Ini demi menyambung hidup, karena saya pengangguran. Lagi pula, melalui ini
kebutuhan biologis saya bisa tersalurkan.”
”Hush… jangan macam-macam, kau
Juna!” bentak Malaikat.
”Ampun, yang Mulia,” jawab Juna
dengan hati kebat-kebit, ”saya hanya mencoba untuk berbicara jujur.”
”Lalu apa yang terjadi?” nada
Malaikat terdengar penuh selidik.
”Ketika kami sedang bercinta,
tiba-tiba si Tante – selingkuhan saya – mendengar suara langkah kaki di luar
kamar. Tak terduga, di tengah hujan lebat, suaminya pulang cepat. Saya tak
sempat berpakaian, lalu buru-buru bersembunyi di dalam lemari pakaian. Saya
takut ketahuan,” ujar Juna dengan gemetar.
”Lalu, kau mati karena kehabisan
oksigen di dalam lemari?” Malaikat mencoba untuk menduga penyebab kematian sang
pemuda tampan.
”Bukan, Yang Mulia,” jelas Juna,
”tiba-tiba saja, saya mendengar lemari pakaian tempat saya bersembunyi itu
diseret ke arah balkon, dan tahu-tahu saya ditemukan mati kedinginan di lantai
dasar apartemen yang disiram hujan lebat.”
”Lalu, siapa yang menjatuhkan lemari
pakaian itu ke lantai dasar apartemen?”
”Saya… saya tidak tahu…Yang Mulia,
karena keadaan di dalam lemari gelap sekali.”
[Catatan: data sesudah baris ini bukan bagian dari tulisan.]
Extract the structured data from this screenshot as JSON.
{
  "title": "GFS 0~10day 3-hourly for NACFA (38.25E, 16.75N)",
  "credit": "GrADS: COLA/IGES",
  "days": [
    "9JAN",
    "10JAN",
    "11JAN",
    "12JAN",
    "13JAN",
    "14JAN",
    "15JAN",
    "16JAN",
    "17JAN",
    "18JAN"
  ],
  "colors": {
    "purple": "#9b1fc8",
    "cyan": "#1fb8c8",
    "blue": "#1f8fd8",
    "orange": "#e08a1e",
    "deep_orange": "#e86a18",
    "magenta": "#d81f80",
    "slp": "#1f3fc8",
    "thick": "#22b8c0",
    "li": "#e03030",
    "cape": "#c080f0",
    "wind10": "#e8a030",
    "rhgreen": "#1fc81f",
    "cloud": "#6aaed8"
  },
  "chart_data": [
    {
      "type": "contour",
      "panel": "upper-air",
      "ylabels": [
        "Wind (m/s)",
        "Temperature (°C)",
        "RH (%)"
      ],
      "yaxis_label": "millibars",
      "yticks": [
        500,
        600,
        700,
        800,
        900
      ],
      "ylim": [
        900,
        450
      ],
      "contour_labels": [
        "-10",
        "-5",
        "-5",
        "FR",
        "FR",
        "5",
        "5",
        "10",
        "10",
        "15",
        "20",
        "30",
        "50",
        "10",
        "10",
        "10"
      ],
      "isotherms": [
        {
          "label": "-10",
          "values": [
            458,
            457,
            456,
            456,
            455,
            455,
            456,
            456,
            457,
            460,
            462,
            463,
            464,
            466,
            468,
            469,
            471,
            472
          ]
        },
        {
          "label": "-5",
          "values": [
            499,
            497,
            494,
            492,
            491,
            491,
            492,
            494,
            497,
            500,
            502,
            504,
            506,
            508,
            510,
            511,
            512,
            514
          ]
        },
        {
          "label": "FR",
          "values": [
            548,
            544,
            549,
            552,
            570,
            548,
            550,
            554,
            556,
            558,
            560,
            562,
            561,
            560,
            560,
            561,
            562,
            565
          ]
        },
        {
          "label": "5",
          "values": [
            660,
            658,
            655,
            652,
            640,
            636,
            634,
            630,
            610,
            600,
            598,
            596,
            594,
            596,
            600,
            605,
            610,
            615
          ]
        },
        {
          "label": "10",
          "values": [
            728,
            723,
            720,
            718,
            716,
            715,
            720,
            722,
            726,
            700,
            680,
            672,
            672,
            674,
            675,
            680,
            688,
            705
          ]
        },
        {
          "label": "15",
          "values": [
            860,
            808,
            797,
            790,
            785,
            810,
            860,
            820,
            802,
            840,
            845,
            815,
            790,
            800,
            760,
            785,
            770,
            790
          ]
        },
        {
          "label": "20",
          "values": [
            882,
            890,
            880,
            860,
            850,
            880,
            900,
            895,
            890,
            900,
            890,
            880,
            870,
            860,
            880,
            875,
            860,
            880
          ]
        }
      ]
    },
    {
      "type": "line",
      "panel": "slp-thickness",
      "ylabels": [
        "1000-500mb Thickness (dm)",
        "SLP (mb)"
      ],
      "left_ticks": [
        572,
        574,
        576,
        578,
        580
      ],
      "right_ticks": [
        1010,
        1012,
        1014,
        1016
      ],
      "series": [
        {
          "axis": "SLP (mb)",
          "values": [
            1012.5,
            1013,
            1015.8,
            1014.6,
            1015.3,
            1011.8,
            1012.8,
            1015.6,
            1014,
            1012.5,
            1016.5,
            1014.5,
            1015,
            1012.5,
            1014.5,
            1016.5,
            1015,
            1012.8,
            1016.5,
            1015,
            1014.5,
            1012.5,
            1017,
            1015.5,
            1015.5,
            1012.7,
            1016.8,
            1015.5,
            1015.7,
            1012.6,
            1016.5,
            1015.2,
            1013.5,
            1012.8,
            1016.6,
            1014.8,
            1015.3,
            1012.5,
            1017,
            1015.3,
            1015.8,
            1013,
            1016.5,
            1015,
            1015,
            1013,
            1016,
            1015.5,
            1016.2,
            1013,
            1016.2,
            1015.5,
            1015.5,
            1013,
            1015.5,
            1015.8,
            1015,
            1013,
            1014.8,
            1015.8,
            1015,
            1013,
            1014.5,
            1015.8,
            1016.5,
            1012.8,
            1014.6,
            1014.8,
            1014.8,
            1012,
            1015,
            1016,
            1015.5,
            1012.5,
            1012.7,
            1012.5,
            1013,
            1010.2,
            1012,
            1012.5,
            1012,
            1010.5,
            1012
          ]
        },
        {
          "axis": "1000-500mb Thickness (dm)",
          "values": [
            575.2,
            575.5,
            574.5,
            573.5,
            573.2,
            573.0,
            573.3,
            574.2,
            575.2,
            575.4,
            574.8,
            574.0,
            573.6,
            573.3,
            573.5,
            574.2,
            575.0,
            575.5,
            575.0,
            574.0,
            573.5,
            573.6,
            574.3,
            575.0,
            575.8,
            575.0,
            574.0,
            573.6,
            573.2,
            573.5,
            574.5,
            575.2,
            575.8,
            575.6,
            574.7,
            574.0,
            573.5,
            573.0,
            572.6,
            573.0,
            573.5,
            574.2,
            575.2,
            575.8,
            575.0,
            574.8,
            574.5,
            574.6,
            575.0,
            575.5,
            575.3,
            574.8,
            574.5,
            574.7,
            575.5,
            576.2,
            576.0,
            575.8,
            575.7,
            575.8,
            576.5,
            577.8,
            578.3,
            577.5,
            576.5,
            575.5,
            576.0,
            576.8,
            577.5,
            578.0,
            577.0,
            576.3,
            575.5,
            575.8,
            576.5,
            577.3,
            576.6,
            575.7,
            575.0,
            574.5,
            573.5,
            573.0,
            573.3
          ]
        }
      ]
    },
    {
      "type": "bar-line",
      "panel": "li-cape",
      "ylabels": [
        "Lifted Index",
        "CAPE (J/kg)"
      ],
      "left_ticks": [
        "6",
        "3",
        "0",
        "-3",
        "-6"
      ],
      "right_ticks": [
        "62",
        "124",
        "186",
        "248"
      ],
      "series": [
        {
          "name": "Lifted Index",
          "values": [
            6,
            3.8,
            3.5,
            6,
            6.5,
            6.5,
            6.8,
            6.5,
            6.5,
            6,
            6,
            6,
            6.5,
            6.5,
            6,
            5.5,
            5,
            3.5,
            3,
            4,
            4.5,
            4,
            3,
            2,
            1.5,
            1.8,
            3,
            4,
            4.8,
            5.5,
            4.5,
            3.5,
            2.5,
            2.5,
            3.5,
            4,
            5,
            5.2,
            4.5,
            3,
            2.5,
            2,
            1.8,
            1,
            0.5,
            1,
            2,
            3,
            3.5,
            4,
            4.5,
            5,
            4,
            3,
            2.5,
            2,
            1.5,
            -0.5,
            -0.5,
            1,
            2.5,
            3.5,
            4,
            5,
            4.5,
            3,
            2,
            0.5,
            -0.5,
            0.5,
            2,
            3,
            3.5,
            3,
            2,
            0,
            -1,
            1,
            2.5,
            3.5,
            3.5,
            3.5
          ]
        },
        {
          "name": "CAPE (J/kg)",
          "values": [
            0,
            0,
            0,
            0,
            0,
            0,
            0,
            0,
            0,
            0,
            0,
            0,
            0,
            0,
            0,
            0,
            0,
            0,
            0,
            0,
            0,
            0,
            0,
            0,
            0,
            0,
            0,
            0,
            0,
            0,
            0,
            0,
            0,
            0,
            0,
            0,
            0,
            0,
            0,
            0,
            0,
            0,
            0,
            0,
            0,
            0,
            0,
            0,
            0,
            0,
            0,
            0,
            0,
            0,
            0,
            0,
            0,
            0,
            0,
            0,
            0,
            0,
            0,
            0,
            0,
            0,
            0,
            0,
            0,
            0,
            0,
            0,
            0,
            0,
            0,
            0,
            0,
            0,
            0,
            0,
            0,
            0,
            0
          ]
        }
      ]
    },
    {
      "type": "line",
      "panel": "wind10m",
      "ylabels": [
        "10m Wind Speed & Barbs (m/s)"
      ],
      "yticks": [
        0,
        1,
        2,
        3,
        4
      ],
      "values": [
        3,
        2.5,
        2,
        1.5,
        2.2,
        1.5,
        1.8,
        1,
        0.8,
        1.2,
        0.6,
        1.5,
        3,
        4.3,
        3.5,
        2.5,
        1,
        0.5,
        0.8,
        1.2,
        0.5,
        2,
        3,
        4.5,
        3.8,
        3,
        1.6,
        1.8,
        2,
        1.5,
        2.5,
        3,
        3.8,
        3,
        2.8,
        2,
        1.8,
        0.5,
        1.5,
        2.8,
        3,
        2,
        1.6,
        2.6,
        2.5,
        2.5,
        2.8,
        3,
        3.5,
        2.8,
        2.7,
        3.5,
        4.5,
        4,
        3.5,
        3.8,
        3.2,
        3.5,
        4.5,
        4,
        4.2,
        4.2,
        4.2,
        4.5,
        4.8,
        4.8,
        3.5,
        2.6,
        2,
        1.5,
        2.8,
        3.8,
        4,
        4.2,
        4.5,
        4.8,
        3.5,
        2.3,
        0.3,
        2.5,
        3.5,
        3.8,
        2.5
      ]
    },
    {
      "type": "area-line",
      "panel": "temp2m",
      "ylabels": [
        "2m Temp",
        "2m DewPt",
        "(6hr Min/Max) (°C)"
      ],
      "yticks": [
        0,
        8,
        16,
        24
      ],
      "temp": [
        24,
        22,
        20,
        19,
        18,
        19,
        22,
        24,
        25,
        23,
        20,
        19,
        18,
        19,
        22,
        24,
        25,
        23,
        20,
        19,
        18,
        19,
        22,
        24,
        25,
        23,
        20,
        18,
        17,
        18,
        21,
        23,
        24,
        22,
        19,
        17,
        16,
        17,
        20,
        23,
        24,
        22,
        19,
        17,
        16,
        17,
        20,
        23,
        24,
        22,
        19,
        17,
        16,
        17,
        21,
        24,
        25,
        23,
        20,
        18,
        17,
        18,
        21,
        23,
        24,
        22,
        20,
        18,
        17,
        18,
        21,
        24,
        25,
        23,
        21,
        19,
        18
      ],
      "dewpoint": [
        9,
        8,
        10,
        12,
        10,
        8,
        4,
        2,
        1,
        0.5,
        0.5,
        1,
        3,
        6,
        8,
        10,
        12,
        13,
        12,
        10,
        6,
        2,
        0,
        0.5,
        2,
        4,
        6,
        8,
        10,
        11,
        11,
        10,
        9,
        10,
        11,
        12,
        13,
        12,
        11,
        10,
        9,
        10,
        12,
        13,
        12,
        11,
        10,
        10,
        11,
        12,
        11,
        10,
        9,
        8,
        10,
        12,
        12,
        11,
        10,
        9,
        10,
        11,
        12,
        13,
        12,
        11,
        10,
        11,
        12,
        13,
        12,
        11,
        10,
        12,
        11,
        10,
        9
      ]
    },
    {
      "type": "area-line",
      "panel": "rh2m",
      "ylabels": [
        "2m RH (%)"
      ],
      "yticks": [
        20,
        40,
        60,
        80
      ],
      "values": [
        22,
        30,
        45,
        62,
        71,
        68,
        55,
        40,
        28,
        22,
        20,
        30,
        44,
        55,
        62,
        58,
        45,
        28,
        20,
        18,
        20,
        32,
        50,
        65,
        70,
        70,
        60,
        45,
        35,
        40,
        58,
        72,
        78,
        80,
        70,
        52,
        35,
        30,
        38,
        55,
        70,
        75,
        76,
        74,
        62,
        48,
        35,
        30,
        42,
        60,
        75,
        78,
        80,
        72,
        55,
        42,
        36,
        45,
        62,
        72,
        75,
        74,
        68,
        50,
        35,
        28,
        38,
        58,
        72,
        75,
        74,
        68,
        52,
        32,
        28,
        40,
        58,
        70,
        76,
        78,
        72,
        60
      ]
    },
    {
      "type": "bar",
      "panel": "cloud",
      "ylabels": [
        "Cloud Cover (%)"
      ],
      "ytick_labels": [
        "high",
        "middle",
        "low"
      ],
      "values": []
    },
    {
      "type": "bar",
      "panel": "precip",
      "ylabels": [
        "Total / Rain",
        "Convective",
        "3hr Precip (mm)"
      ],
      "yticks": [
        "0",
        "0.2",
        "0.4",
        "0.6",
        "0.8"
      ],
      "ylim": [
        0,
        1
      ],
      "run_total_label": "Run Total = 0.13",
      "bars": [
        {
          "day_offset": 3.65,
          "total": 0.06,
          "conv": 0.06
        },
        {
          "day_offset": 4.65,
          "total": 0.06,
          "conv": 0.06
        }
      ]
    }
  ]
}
”Kalau kamu tahu siapa yang
menjatuhkan lemari pakaian itu, apa yang akan kau lakukan?” selidik Sang
Malaikat.
”Saya akan cekik lehernya… saya
tidak rela, karena saya mati penasaran dalam keadaan telanjang dan kedinginan.
Saya akan membalas dendam dengan cara saya sendiri,” berapi-api Juna dalam
melampiaskan amarahnya.
”Sudahlah, Nak! Ceritamu sangat
menyentuh hatiku. Silakan masuk ke dalam sana. Segala dendam dan sakit hatimu
akan diubah menjadi cinta kasih.”
Sejak saat itu, surga bukannya
bertambah nyaman, tetapi justru semakin penuh sesak dengan penghuni baru. Dan
anehnya, nama-nama warga Indonesia semakin berkibar dan dominan di sana, karena
semakin banyak WNI yang mati secara tragis dan kisahnya menjadi berita sensasi.